Mysql – Appropriate use of thesql Optimize Table

innodbmaintenanceMySQLoptimization

I want to come up with some best practice for maintaining our MySQL database, versions 5.5/6 and using InnoDB.

I came across this article which is basically saying that Optimize table:

  1. not going to show much improvement in case your queries don't use the PK.
  2. other indexes on the table are built in a pseudo-random order and most likely would not benefit from the Optimize table.
  3. could actually make Updates slower due to the fact that now each change have higher probability of resulting in a page split.

My questions are:

  1. Are the 3 points above always true? Partially? Not at all?
  2. When is it a good shot to try and Optimize a table?
  3. In which cases Optimizing a table would not benefit or even make some uses of the table worse?
  4. Is there a way to Optimize the indexes of a table other than its PK?

Best Answer

Baron Schwartz, the author of that post, is one of the coauthors of High Performance MySQL, 3rd Edition, one of the best books out there regarding MySQL performance. While the argument of authority is not always a good one, I would like to remark that probably he knows what he is saying.

While everything he says is correct -in my humble opinion-, you must understand the actual underlying argument: defragmenting an InnoDB table is in many cases useless (for performance), and many people recommending to do it frequently are wrong.

Fragmentation and page-splitting is a delicate topic, which people like Jeremy Cole http://blog.jcole.us/2013/04/09/innodb-bugs-found-during-research-on-innodb-data-storage/ and Facebook engineers have mentioned a lot (specially, regarding to compression): https://www.facebook.com/note.php?note_id=10150348315455933 and its implications on performance.

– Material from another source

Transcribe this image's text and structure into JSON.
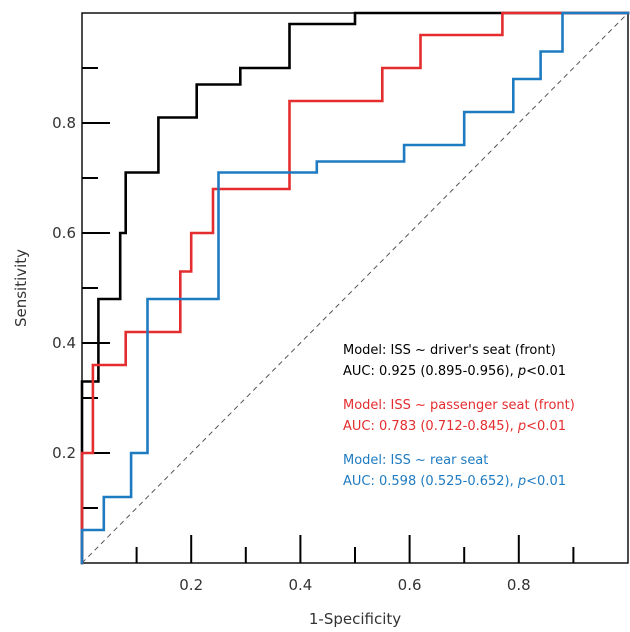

Many times, your performance is load-dependent- Do you insert using an auto-increment? Do you insert and delete many times in the middle of your table? Can you afford the extra disk space if your table is very dynamic?

There are some good practices that I can recommend you (which is probably what you want):

  • Defragment only if you have done a batch DELETE of lots of records (and you do not intend to insert them back). In other cases, it may not be necessary. If you want to know if there is a huge difference between logical data and file size, compare the .idb file with the data + index size from show table status.
  • Speedup insertion by inserting always in PRIMARY KEY order, so you do not force unnecessary page splits.
  • Use partitioning to isolate changes that may alter the internal structure of the table.
  • There is no way to "optimize the secondary indexes", but I would never find such a thing necessary. The change buffer makes sure that changes/rebalances to indexes are done asyncronously without huge performance problems. A BTREE should always be balanced, so assuming your change buffer is not full and the purge thread deletes old row records promptly, your performance should be ok. One way I can think of "optimizing secondary indexes", as you called it, is DROPing the index and recreating it (asuming you are using the InnoDB Plugin or MySQL 5.5+), but I see absolutely no reason to do that.

Of course, if you really want to dig into this topic, create some tables, defragment them and check if you actually have some gain afterwards. In general, tablespace handling and statistics gathering is something relatively automatic on InnoDB.